An optimized workflow for multiplexed and spatially localized on-tissue quantitative
protein analysis is here presented. The method is based on the use of an
enzyme delivery platform, a polymeric
hydrogel disc, allowing for a localized digestion directly onto the tissue surface coupled with an isobaric mass tag strategy for
peptide labeling and relative quantification. The digestion occurs within such
hydrogels, followed by
peptide solvent extraction and identification by liquid chromatography coupled to high-resolution tandem mass spectrometry (LC-MS/MS). Since this is a histology-directed on-tissue analysis, multiple
hydrogels were placed onto morphologically and spatially different regions of interest (ROIs) within the tissue surface, e.g., cardiac
myxoma tumor vascularized region and the adjacent hypocellular area. After a microwave digestion step (2 min), enzymatically cleaved
peptides were labeled using TMT
reagents with isobaric mass tags, enabling analysis of multiple samples per experiment.

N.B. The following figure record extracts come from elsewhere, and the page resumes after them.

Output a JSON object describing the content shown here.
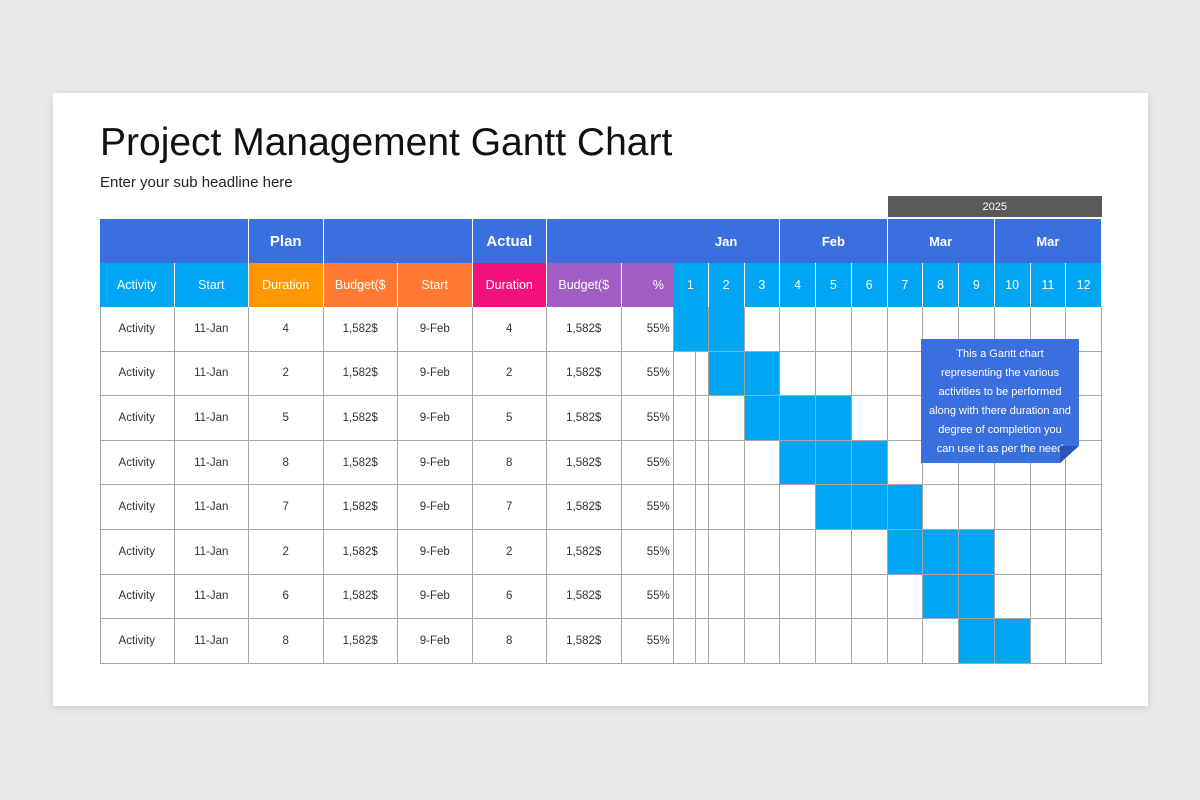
{
  "slide": {
    "title": "Project Management Gantt Chart",
    "subtitle": "Enter your sub headline here"
  },
  "table": {
    "group_headers": {
      "plan": "Plan",
      "actual": "Actual"
    },
    "columns": [
      {
        "label": "Activity",
        "color": "#00a5f3"
      },
      {
        "label": "Start",
        "color": "#00a5f3"
      },
      {
        "label": "Duration",
        "color": "#ff9800"
      },
      {
        "label": "Budget($",
        "color": "#ff7a33"
      },
      {
        "label": "Start",
        "color": "#ff7a33"
      },
      {
        "label": "Duration",
        "color": "#f2117c"
      },
      {
        "label": "Budget($",
        "color": "#a05dc2"
      },
      {
        "label": "%",
        "color": "#a05dc2"
      }
    ],
    "rows": [
      [
        "Activity",
        "11-Jan",
        "4",
        "1,582$",
        "9-Feb",
        "4",
        "1,582$",
        "55%"
      ],
      [
        "Activity",
        "11-Jan",
        "2",
        "1,582$",
        "9-Feb",
        "2",
        "1,582$",
        "55%"
      ],
      [
        "Activity",
        "11-Jan",
        "5",
        "1,582$",
        "9-Feb",
        "5",
        "1,582$",
        "55%"
      ],
      [
        "Activity",
        "11-Jan",
        "8",
        "1,582$",
        "9-Feb",
        "8",
        "1,582$",
        "55%"
      ],
      [
        "Activity",
        "11-Jan",
        "7",
        "1,582$",
        "9-Feb",
        "7",
        "1,582$",
        "55%"
      ],
      [
        "Activity",
        "11-Jan",
        "2",
        "1,582$",
        "9-Feb",
        "2",
        "1,582$",
        "55%"
      ],
      [
        "Activity",
        "11-Jan",
        "6",
        "1,582$",
        "9-Feb",
        "6",
        "1,582$",
        "55%"
      ],
      [
        "Activity",
        "11-Jan",
        "8",
        "1,582$",
        "9-Feb",
        "8",
        "1,582$",
        "55%"
      ]
    ]
  },
  "gantt": {
    "year": "2025",
    "months": [
      "Jan",
      "Feb",
      "Mar",
      "Mar"
    ],
    "weeks": [
      "1",
      "2",
      "3",
      "4",
      "5",
      "6",
      "7",
      "8",
      "9",
      "10",
      "11",
      "12"
    ],
    "tasks": [
      {
        "start_week": 1,
        "end_week": 2
      },
      {
        "start_week": 2,
        "end_week": 3
      },
      {
        "start_week": 3,
        "end_week": 5
      },
      {
        "start_week": 4,
        "end_week": 6
      },
      {
        "start_week": 5,
        "end_week": 7
      },
      {
        "start_week": 7,
        "end_week": 9
      },
      {
        "start_week": 8,
        "end_week": 9
      },
      {
        "start_week": 9,
        "end_week": 10
      }
    ],
    "note": "This a Gantt chart representing the various activities to be performed along with there duration and degree of completion you can use it as per the need"
  },
  "colors": {
    "header_blue": "#3a6fdf",
    "bar": "#00a5f3",
    "year_band": "#595959"
  }
}
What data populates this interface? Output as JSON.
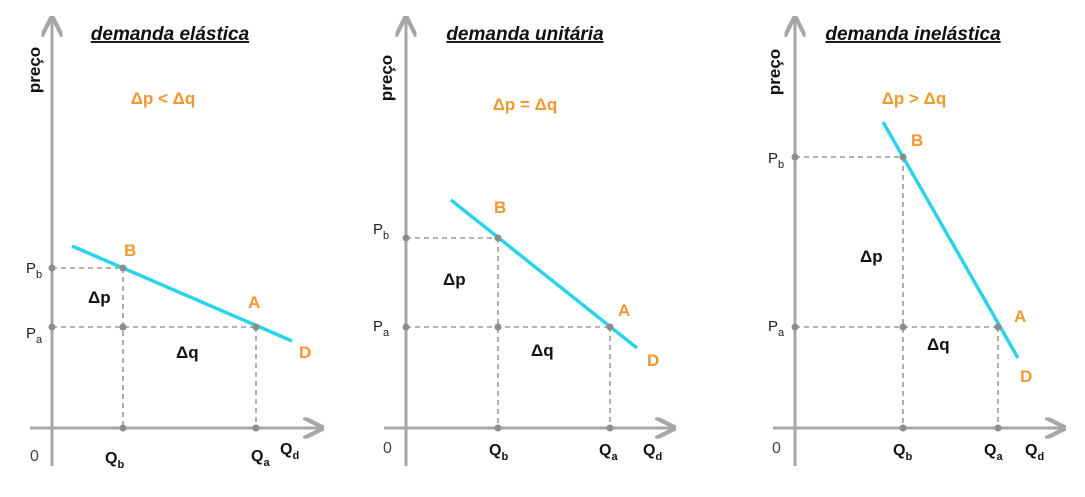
{
  "panels": [
    {
      "title": "demanda elástica",
      "ylabel": "preço",
      "relation": "Δp < Δq",
      "zero": "0",
      "price_labels": {
        "pb": "P",
        "pb_sub": "b",
        "pa": "P",
        "pa_sub": "a"
      },
      "quantity_labels": {
        "qb": "Q",
        "qb_sub": "b",
        "qa": "Q",
        "qa_sub": "a",
        "qd": "Q",
        "qd_sub": "d"
      },
      "point_labels": {
        "a": "A",
        "b": "B",
        "d": "D"
      },
      "delta_p": "Δp",
      "delta_q": "Δq"
    },
    {
      "title": "demanda unitária",
      "ylabel": "preço",
      "relation": "Δp = Δq",
      "zero": "0",
      "price_labels": {
        "pb": "P",
        "pb_sub": "b",
        "pa": "P",
        "pa_sub": "a"
      },
      "quantity_labels": {
        "qb": "Q",
        "qb_sub": "b",
        "qa": "Q",
        "qa_sub": "a",
        "qd": "Q",
        "qd_sub": "d"
      },
      "point_labels": {
        "a": "A",
        "b": "B",
        "d": "D"
      },
      "delta_p": "Δp",
      "delta_q": "Δq"
    },
    {
      "title": "demanda inelástica",
      "ylabel": "preço",
      "relation": "Δp > Δq",
      "zero": "0",
      "price_labels": {
        "pb": "P",
        "pb_sub": "b",
        "pa": "P",
        "pa_sub": "a"
      },
      "quantity_labels": {
        "qb": "Q",
        "qb_sub": "b",
        "qa": "Q",
        "qa_sub": "a",
        "qd": "Q",
        "qd_sub": "d"
      },
      "point_labels": {
        "a": "A",
        "b": "B",
        "d": "D"
      },
      "delta_p": "Δp",
      "delta_q": "Δq"
    }
  ],
  "colors": {
    "curve": "#2bd3e8",
    "labels_orange": "#f0982c",
    "axis": "#a6a6a6",
    "guides": "#9a9a9a"
  }
}
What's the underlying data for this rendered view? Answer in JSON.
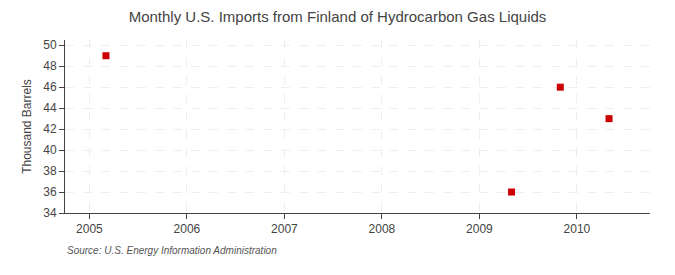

Thus, N = 8
hydrogel-digested samples from cardiac
myxoma serial tissue sections (N = 4 from the vascularized ROIs and N = 4 from the adjacent hypocellular areas) were processed and then combined before a single LC-MS/MS analysis. Regulated
proteins from both cardiac
myxoma regions were assayed in a single experiment. Graphical abstract The workflow for histology-guided on-tissue localized protein digestion followed by isobaric mass tagging and LC-MS/MS analysis for
proteins quantification is here summarized.